De nota naar aanleiding van het verslag bij de Tweede wet aanpassing Wet minimumbelasting 2024 beantwoordt vragen over de verdere invulling van de wereldwijde minimumbelasting (Pijler 2) in Nederland.
Het kabinet licht toe dat administratieve OESO-richtsnoeren uit december 2023, juni 2024 en januari 2025 nu in de Wet minimumbelasting 2024 (WMB 2024) worden verwerkt, om internationale consistentie te bevorderen en interpretatieverschillen tussen staten te beperken. Tegelijk wordt binnen het OESO Inclusive Framework gewerkt aan een multilateraal geschilbeslechtingsmechanisme dat gelijke behandeling, gedeeld feitenbegrip en afgestemde uitleg van technische bepalingen moet waarborgen.

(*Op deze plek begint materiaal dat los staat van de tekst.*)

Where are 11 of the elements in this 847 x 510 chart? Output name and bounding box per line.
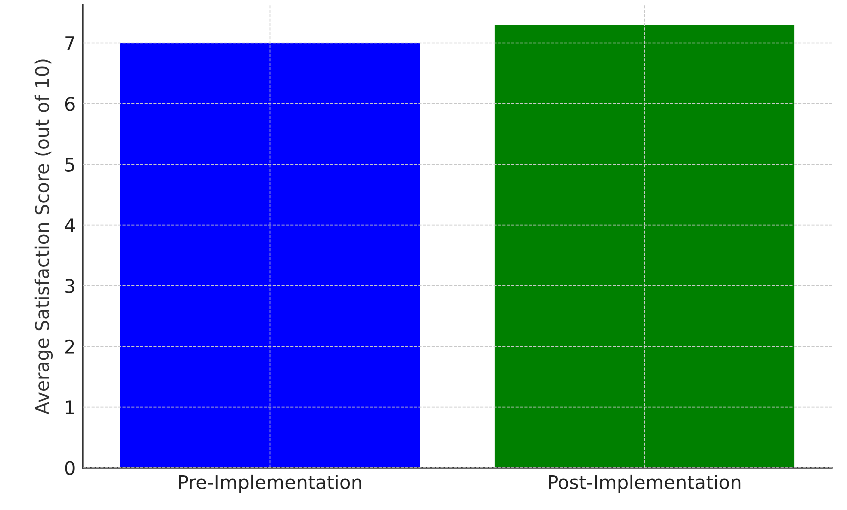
y-tick-label: 4	[65, 218, 76, 232]
y-tick-label: 2	[66, 340, 74, 354]
y-axis-title: Average Satisfaction Score (out of 10)	[34, 60, 54, 415]
y-tick-label: 0	[65, 461, 75, 476]
y-tick-label: 1	[66, 400, 74, 414]
y-tick-label: 3	[66, 279, 75, 294]
y-tick-label: 6	[65, 97, 75, 112]
y-tick-label: 7	[66, 36, 74, 50]
y-tick-label: 5	[66, 158, 74, 172]
x-tick-label: Pre-Implementation	[179, 474, 362, 494]
x-tick-label: Post-Implementation	[549, 474, 741, 494]
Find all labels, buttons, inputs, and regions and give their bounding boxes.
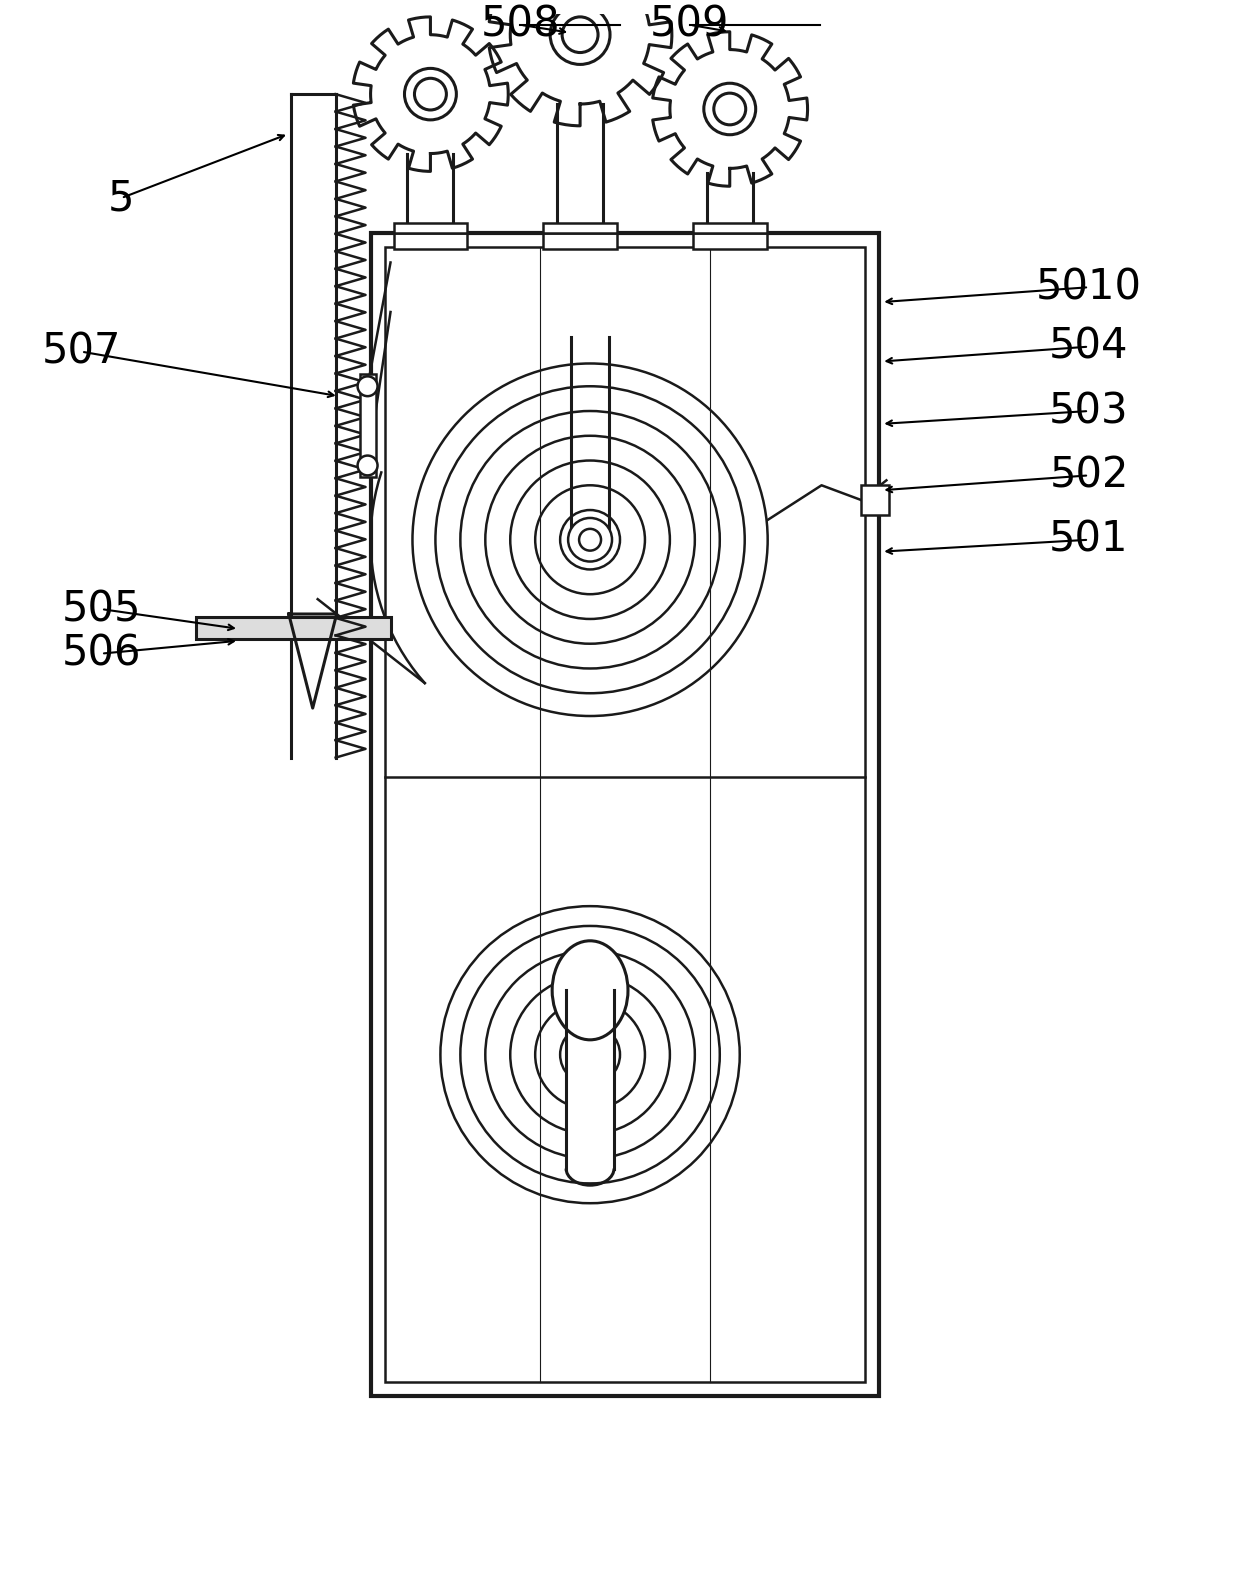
Bar	[393, 233, 467, 248]
Circle shape	[357, 377, 377, 396]
Bar	[862, 485, 889, 515]
Text: 5010: 5010	[1035, 265, 1142, 308]
Text: 503: 503	[1049, 390, 1128, 432]
Text: 509: 509	[650, 3, 729, 46]
Text: 502: 502	[1049, 454, 1128, 496]
Circle shape	[357, 456, 377, 476]
Text: 508: 508	[480, 3, 560, 46]
Circle shape	[568, 518, 613, 561]
Text: 5: 5	[108, 178, 134, 218]
Bar	[393, 223, 467, 233]
Bar	[196, 617, 391, 639]
Text: 501: 501	[1049, 518, 1128, 561]
Text: 506: 506	[62, 633, 141, 674]
Text: 504: 504	[1049, 325, 1128, 368]
Bar	[360, 374, 376, 478]
Text: 507: 507	[41, 330, 120, 372]
Bar	[693, 223, 766, 233]
Bar	[543, 223, 618, 233]
Bar	[384, 247, 866, 1382]
Bar	[567, 941, 614, 1169]
Bar	[371, 233, 879, 1397]
Text: 505: 505	[62, 588, 141, 630]
Bar	[693, 233, 766, 248]
Ellipse shape	[552, 941, 627, 1040]
Bar	[543, 233, 618, 248]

Het kabinet benadrukt dat toekomstige OESO-richtsnoeren steeds afzonderlijk worden beoordeeld; alleen waar nodig wordt de Nederlandse wetgeving aangepast, met oog voor stabiliteit en voorspelbaarheid van het stelsel. Meer dan 65 staten hebben de minimumbelasting inmiddels ingevoerd of zijn daarmee bezig; staten die dat niet doen, lopen heffingsrechten mis omdat andere landen mogen bijheffen op laagbelaste winsten. In lopende onderhandelingen over een zogenoemd “Side‑by‑Side‑systeem” zet Nederland in op behoud van een gelijk speelveld, Europese concurrentiekracht, vereenvoudiging van Pijler 2 en een zorgvuldige behandeling van bepaalde belastingtegoeden, zonder de doelstellingen van de minimumbelasting te ondermijnen. De minimumbelasting moet winstverschuiving naar laagbelastende landen verminderen en een ondergrens stellen aan internationale belastingconcurrentie.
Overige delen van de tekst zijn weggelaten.